Reputation: 903
After fixing the code I posted here (adding *sizeof(float) to shared memory allocation - but It doesn't matter since here I allocate shared memory through MATLAB), I ran the code, which successfully returned results of size up to sizeof(float)*18*18*5000*100 bytes.
I took the PTX, and used it to run the code though MATLAB (It found the right entry point - the function I wanted to run)
kernel=parallel.gpu.CUDAKernel('Tst.ptx','float *,const float *,int');
mask=gpuArray.randn([7,7,1],'single');
toConv=gpuArray.randn([12,12,5],'single'); %%generate random data for testing
setConstantMemory(kernel,'masks',mask); %%transfer data to constant memory.
kernel.ThreadBlockSize=[(12+2*7)-2 (12+2*7)-2 1];
kernel.GridSize=[1 5 1]; %%first element is how many convolution masks
%%second one is how many matrices we want to convolve
kernel.SharedMemorySize=(24*24*4);
foo=gpuArray.zeros([18 18 5 1],'single'); %%result size
foo=reshape(foo,[numel(foo) 1]);
toConv=reshape(toConv,[numel(toConv) 1]);
foo=feval(kernel,foo,toConv,12);
I get:
Error using parallel.gpu.CUDAKernel/feval An unexpected error occurred trying to launch a kernel.
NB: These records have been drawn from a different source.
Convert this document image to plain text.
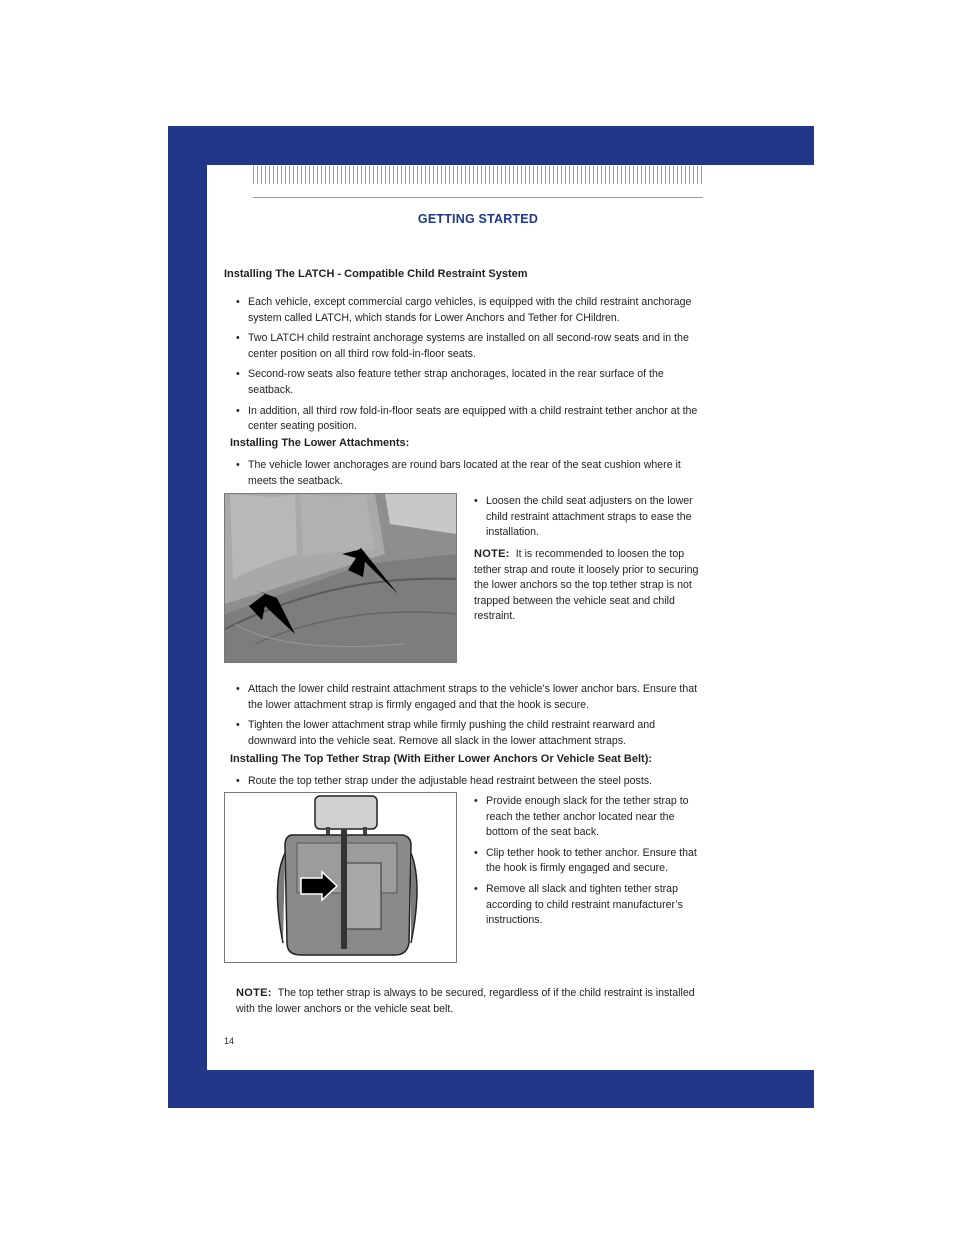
GETTING STARTED
Installing The LATCH - Compatible Child Restraint System
• Each vehicle, except commercial cargo vehicles, is equipped with the child restraint anchorage system called LATCH, which stands for Lower Anchors and Tether for CHildren.
• Two LATCH child restraint anchorage systems are installed on all second-row seats and in the center position on all third row fold-in-floor seats.
• Second-row seats also feature tether strap anchorages, located in the rear surface of the seatback.
• In addition, all third row fold-in-floor seats are equipped with a child restraint tether anchor at the center seating position.
Installing The Lower Attachments:
• The vehicle lower anchorages are round bars located at the rear of the seat cushion where it meets the seatback.
• Loosen the child seat adjusters on the lower child restraint attachment straps to ease the installation.

NOTE: It is recommended to loosen the top tether strap and route it loosely prior to securing the lower anchors so the top tether strap is not trapped between the vehicle seat and child restraint.

• Attach the lower child restraint attachment straps to the vehicle’s lower anchor bars. Ensure that the lower attachment strap is firmly engaged and that the hook is secure.
• Tighten the lower attachment strap while firmly pushing the child restraint rearward and downward into the vehicle seat. Remove all slack in the lower attachment straps.
Installing The Top Tether Strap (With Either Lower Anchors Or Vehicle Seat Belt):
• Route the top tether strap under the adjustable head restraint between the steel posts.
• Provide enough slack for the tether strap to reach the tether anchor located near the bottom of the seat back.
• Clip tether hook to tether anchor. Ensure that the hook is firmly engaged and secure.
• Remove all slack and tighten tether strap according to child restraint manufacturer’s instructions.

NOTE: The top tether strap is always to be secured, regardless of if the child restraint is installed with the lower anchors or the vehicle seat belt.

14
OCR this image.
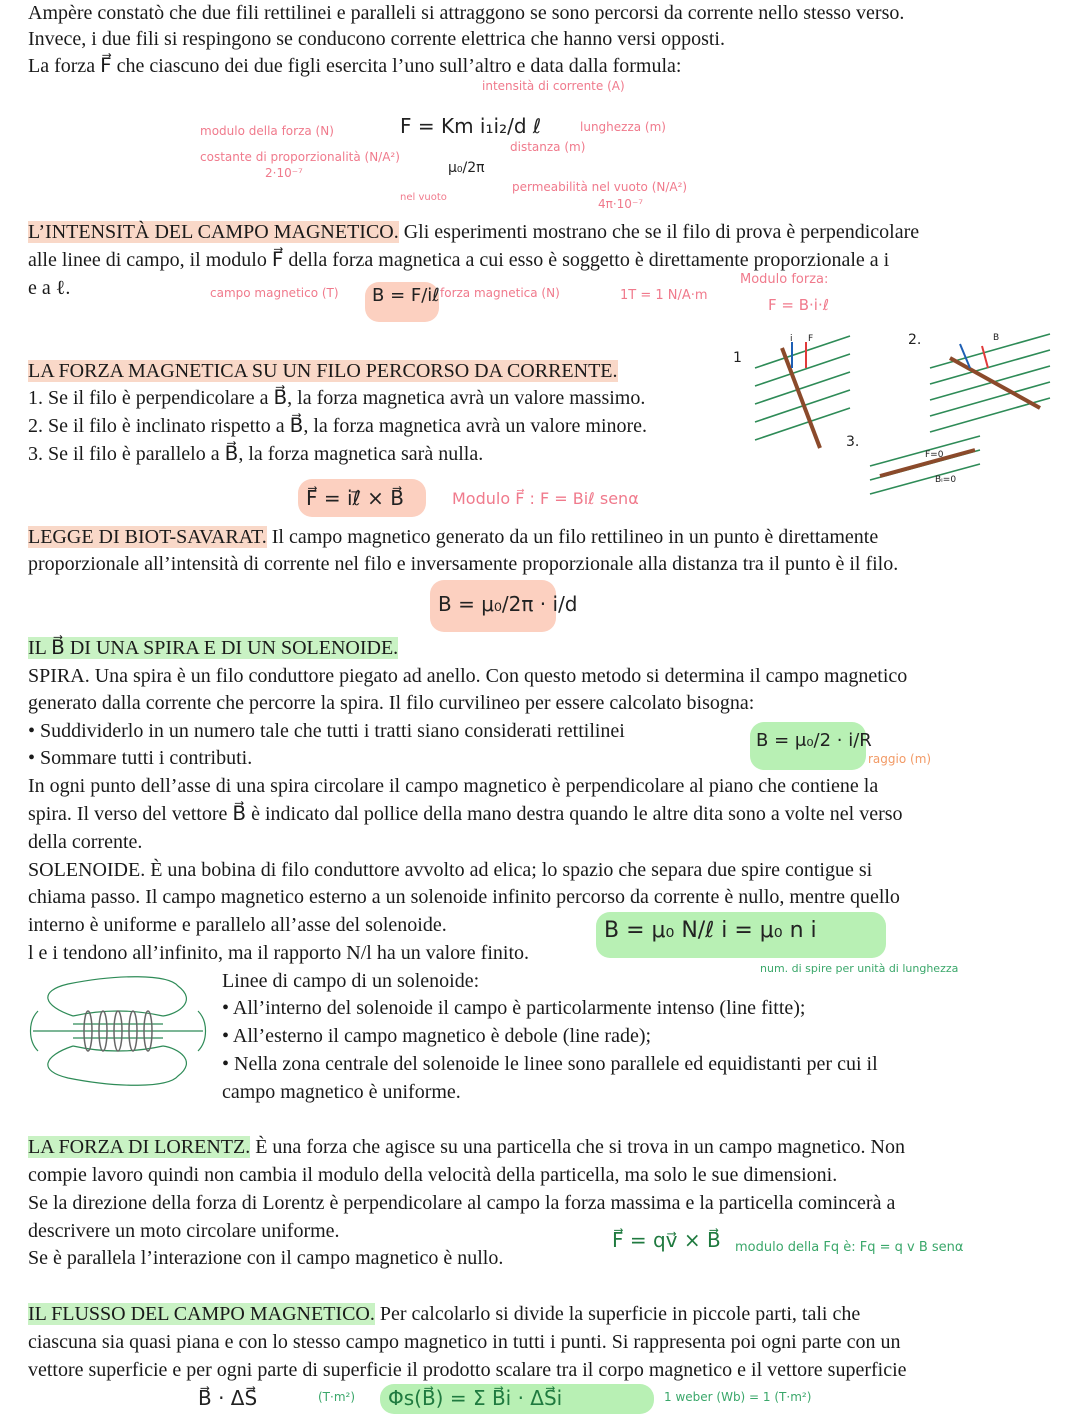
Ampère constatò che due fili rettilinei e paralleli si attraggono se sono percorsi da corrente nello stesso verso.
Invece, i due fili si respingono se conducono corrente elettrica che hanno versi opposti.
La forza F⃗ che ciascuno dei due figli esercita l’uno sull’altro e data dalla formula:
intensità di corrente (A)
modulo della forza (N)	F = Km i₁i₂/d ℓ	lunghezza (m)
distanza (m)
costante di proporzionalità (N/A²)
2·10⁻⁷	μ₀/2π
nel vuoto
permeabilità nel vuoto (N/A²)
4π·10⁻⁷
L’INTENSITÀ DEL CAMPO MAGNETICO. Gli esperimenti mostrano che se il filo di prova è perpendicolare
alle linee di campo, il modulo F⃗ della forza magnetica a cui esso è soggetto è direttamente proporzionale a i
e a ℓ.	campo magnetico (T) B = F/iℓ forza magnetica (N)	1T = 1 N/A·m
Modulo forza:
F = B·i·ℓ
LA FORZA MAGNETICA SU UN FILO PERCORSO DA CORRENTE.
1. Se il filo è perpendicolare a B⃗, la forza magnetica avrà un valore massimo.
2. Se il filo è inclinato rispetto a B⃗, la forza magnetica avrà un valore minore.
3. Se il filo è parallelo a B⃗, la forza magnetica sarà nulla.
1
2.
3.
F	B
i
F=0
Bᵢ=0
F⃗ = iℓ⃗ × B⃗	Modulo F⃗ : F = Biℓ senα
LEGGE DI BIOT-SAVARAT. Il campo magnetico generato da un filo rettilineo in un punto è direttamente
proporzionale all’intensità di corrente nel filo e inversamente proporzionale alla distanza tra il punto è il filo.
B = μ₀/2π · i/d
IL B⃗ DI UNA SPIRA E DI UN SOLENOIDE.
SPIRA. Una spira è un filo conduttore piegato ad anello. Con questo metodo si determina il campo magnetico
generato dalla corrente che percorre la spira. Il filo curvilineo per essere calcolato bisogna:
• Suddividerlo in un numero tale che tutti i tratti siano considerati rettilinei
• Sommare tutti i contributi.
In ogni punto dell’asse di una spira circolare il campo magnetico è perpendicolare al piano che contiene la
spira. Il verso del vettore B⃗ è indicato dal pollice della mano destra quando le altre dita sono a volte nel verso
della corrente.
SOLENOIDE. È una bobina di filo conduttore avvolto ad elica; lo spazio che separa due spire contigue si
chiama passo. Il campo magnetico esterno a un solenoide infinito percorso da corrente è nullo, mentre quello
interno è uniforme e parallelo all’asse del solenoide.
l e i tendono all’infinito, ma il rapporto N/l ha un valore finito.
B = μ₀/2 · i/R
raggio (m)
B = μ₀ N/ℓ i = μ₀ n i
num. di spire per unità di lunghezza
Linee di campo di un solenoide:
• All’interno del solenoide il campo è particolarmente intenso (line fitte);
• All’esterno il campo magnetico è debole (line rade);
• Nella zona centrale del solenoide le linee sono parallele ed equidistanti per cui il
campo magnetico è uniforme.
LA FORZA DI LORENTZ. È una forza che agisce su una particella che si trova in un campo magnetico. Non
compie lavoro quindi non cambia il modulo della velocità della particella, ma solo le sue dimensioni.
Se la direzione della forza di Lorentz è perpendicolare al campo la forza massima e la particella comincerà a
descrivere un moto circolare uniforme.
Se è parallela l’interazione con il campo magnetico è nullo.
F⃗ = qv⃗ × B⃗ modulo della Fq è: Fq = q v B senα
IL FLUSSO DEL CAMPO MAGNETICO. Per calcolarlo si divide la superficie in piccole parti, tali che
ciascuna sia quasi piana e con lo stesso campo magnetico in tutti i punti. Si rappresenta poi ogni parte con un
vettore superficie e per ogni parte di superficie il prodotto scalare tra il corpo magnetico e il vettore superficie
B⃗ · ΔS⃗	(T·m²) Φs(B⃗) = Σ B⃗i · ΔS⃗i	1 weber (Wb) = 1 (T·m²)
The CUDA error was: CUDA_ERROR_LAUNCH_OUT_OF_RESOURCES
Error in tst (line 12) foo=feval(kernel,foo,toConv,12);
out of resources for such a small example? It worked for a problem a hundred thousand times larger in Visual Studio...
I have GTX 480 (compute 2.0, about 1.5 GB memory, 1024 max threads per block, 48K shared memory)
1> ptxas : info : 0 bytes gmem, 25088 bytes cmem[2]
1> ptxas : info : Compiling entry function '_Z6myConvPfPKfi' for 'sm_21'
1> ptxas : info : Function properties for _Z6myConvPfPKfi
1> 0 bytes stack frame, 0 bytes spill stores, 0 bytes spill loads
1> ptxas : info : Used 10 registers, 44 bytes cmem[0]
EDIT: problem resolved by compiling with Configuration Active(Release)
and Platform Active(x64)
Upvotes: 1
Views: 911
Reputation: 903
problem resolved by compiling with Configuration Active(Release)
and Platform Active(x64)
instead of default (Due to backwards compatibility, I'm guessing it's not about the x64 as much as about compiling for release and not for debug)
Upvotes: 1